Pacem in terris

Lefebvriani-Santa Sede, a un passo dalla rottura

<IL CONCETTO secondo il quale un concilio può anche essere in errore risale dopotutto a Martin Lutero. Già solo considerando questo, i tradizionalisti dovrebbero domandarsi dove effettivamente si pongono>. L'ultima bordata ai lefebvriani, equiparati addirittura ai loro peggior nemici, arriva dal cardinale Kurt Koch, tra i più fedeli collaboratori di Benedetto XVI e non certo un porporato sovversivo. La dichiarazione del presidente del Pontificio consiglio per la promozione dell'unità dei cristiani rientra in un'intervista rilasciata all'agenzia svizzera Apic-Kipa, ripresa dall'Osservatore Romano. Sia per il tono che per l'organo di stampa coinvolto - nientemeno che il quotidiano della Santa sede - l'intervento di Koch suona come il de profundis delle trattative fra Roma ed Econe. A marzo la fine dello scisma sembrava più che abbordabile, oggi il confronto langue a un passo dal naufragio. Se rottura sarà, vorrà dire che il papa avrà mancato uno degli obiettivi chiave del suo pontificato. Non è un mistero che Ratzinger, oltre alla nuova evangelizzazione, senta particolarmente la questione del riassorbimento nella Chiesa della Fraternità di San Pio X.

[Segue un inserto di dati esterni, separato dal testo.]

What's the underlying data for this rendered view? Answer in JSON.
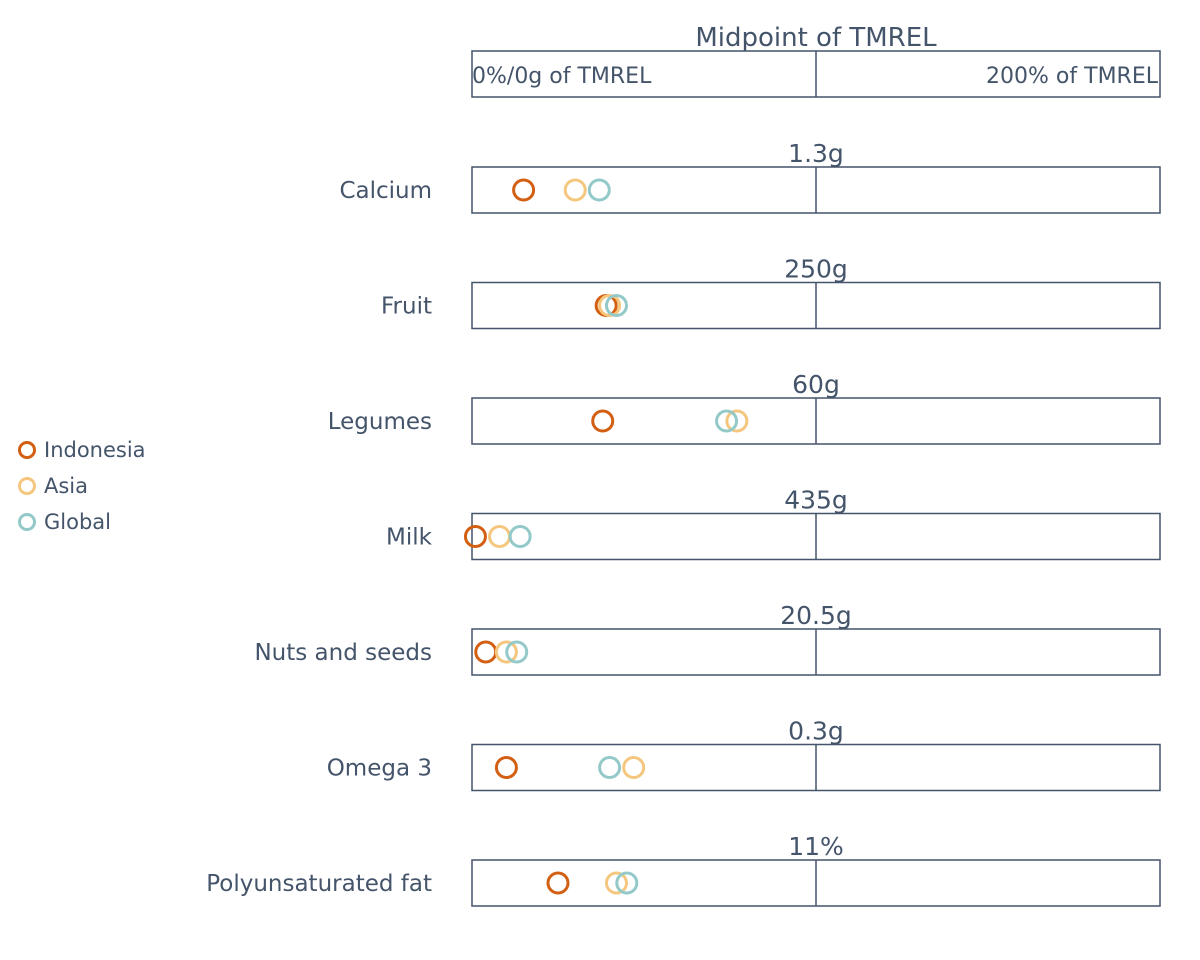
{
  "header": {
    "title": "Midpoint of TMREL",
    "left_label": "0%/0g of TMREL",
    "right_label": "200% of TMREL"
  },
  "legend": [
    {
      "name": "Indonesia",
      "color": "#d35f13"
    },
    {
      "name": "Asia",
      "color": "#f5c77e"
    },
    {
      "name": "Global",
      "color": "#93c9c8"
    }
  ],
  "chart_data": {
    "type": "scatter",
    "xlim": [
      0,
      200
    ],
    "x_unit": "% of TMREL",
    "categories": [
      "Calcium",
      "Fruit",
      "Legumes",
      "Milk",
      "Nuts and seeds",
      "Omega 3",
      "Polyunsaturated fat"
    ],
    "midpoints": [
      "1.3g",
      "250g",
      "60g",
      "435g",
      "20.5g",
      "0.3g",
      "11%"
    ],
    "series": [
      {
        "name": "Indonesia",
        "values": [
          15,
          39,
          38,
          1,
          4,
          10,
          25
        ]
      },
      {
        "name": "Asia",
        "values": [
          30,
          40,
          77,
          8,
          10,
          47,
          42
        ]
      },
      {
        "name": "Global",
        "values": [
          37,
          42,
          74,
          14,
          13,
          40,
          45
        ]
      }
    ]
  }
}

PER LA VERITA' la partita non è ancora chiusa. I tradizionalisti temporeggiano e tardano a inviare in Vaticano la risposta definitiva al preambolo dottrinale, vergato dalla Santa Sede per ricucire lo strappo. Prima del capitolo generale di giugno il superiore generale della Fraternità di San Pio X, monsignor Bernard Fellay, aveva assicurato una replica <in tempi ragionevoli>, ma, a questo punto, l'attesa è per l'indomani delle ferie. Sempre che Roma non decida di archiviare anzitempo il confronto. L'opzione non è peregrina visto che la strategia del logoramento, sposata dai lefebvriani, sta riuscendo nell'impresa di innervosire anche i cardinali più inclini alla pace con la destra cristiana. Koch in testa.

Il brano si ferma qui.